Delivering the Future

The Delivering the Future event at the Amazon Robotics Innovation Hub just took place, and Amazon introduced some new robots.

The Sparrow

The Sparrow is designed to perform repetitive tasks in a warehouse environment. Using AI and computer vision, it can pick up a wide range of objects, including sheets, bottles of vitamins, and flat boxes, all with the same components. Amazon says that the Sparrow can successfully pick up and move 65% of their inventory in a warehouse setting.

Warehouse work is key for Amazon, and it can be grueling work for human beings. Amazon claims that its warehouse robots increase safety for its human workers, though reports show that robot-enabled warehouses do not in fact have lower accident rates than other warehouses within their system.

It is entirely possible that robot could reduce injuries if they were used effectively for that purpose, however. Instead, internal reports suggest, “The data back up the accounts of Amazon warehouse workers and former safety professionals who say the company has used the robots to ratchet up production quotas to the point that humans can’t keep up without hurting themselves.”

This does not mean that robots make the work more dangerous, but that they are being used in ways that make the work more dangerous.

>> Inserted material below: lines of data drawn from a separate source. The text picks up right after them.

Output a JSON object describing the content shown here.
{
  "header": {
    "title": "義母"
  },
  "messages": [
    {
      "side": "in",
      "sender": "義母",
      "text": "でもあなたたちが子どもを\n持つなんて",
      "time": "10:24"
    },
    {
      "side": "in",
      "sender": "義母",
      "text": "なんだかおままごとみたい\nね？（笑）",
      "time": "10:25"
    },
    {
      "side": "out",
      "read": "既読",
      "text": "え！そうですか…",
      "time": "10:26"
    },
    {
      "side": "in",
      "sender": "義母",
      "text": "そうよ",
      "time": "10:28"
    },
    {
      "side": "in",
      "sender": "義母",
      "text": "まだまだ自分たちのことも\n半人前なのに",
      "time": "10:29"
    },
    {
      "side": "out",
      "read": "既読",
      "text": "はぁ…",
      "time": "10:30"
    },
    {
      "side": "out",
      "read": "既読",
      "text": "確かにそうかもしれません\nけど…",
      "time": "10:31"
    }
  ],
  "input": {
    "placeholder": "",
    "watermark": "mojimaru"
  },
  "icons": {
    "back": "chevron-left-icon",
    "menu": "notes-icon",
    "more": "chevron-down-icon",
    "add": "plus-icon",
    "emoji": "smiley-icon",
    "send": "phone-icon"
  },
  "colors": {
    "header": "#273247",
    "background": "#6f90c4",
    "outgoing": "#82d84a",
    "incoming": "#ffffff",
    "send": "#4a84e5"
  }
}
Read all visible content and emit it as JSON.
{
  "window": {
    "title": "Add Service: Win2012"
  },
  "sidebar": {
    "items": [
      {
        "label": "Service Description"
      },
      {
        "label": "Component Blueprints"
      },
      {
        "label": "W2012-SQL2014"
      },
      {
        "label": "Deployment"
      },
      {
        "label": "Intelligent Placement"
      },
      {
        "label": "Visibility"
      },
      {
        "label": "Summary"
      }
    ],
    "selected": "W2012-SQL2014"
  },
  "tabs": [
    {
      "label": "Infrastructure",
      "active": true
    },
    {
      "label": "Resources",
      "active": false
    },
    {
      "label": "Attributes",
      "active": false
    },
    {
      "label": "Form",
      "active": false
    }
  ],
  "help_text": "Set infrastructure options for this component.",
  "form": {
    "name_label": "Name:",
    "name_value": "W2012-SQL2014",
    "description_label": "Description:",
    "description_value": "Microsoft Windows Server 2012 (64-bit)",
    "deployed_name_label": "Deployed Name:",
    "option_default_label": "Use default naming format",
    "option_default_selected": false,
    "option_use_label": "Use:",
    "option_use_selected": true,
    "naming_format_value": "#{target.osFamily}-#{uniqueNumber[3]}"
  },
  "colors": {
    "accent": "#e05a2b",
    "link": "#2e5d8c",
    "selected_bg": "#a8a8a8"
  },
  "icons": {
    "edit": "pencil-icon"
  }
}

This is an important distinction. The narrative of dangerous robots taking over our workplaces tends to leave out the human decisions that lead to the increased levels of danger.

MK30

Another new item reveled at the show was the MK30, a new delivery drone that can fly in the rain. It will deliver packages weighing less than 5 pounds. It’s smaller and quieter than the previous iterations Amazon has tried, and potentially less expensive than the current truck deliveries.

Amazon’s drone delivery program has been plagued by accidents and delays, which Bloomberg reported id part of the reason that it is difficult to get drone deliveries approved by federal regulators.

The MK30 has new safety features that should help keep it from running into people, trees, or pets as frequently as previous drones have done.

Amazon hopes to deploy the new drone in 2024.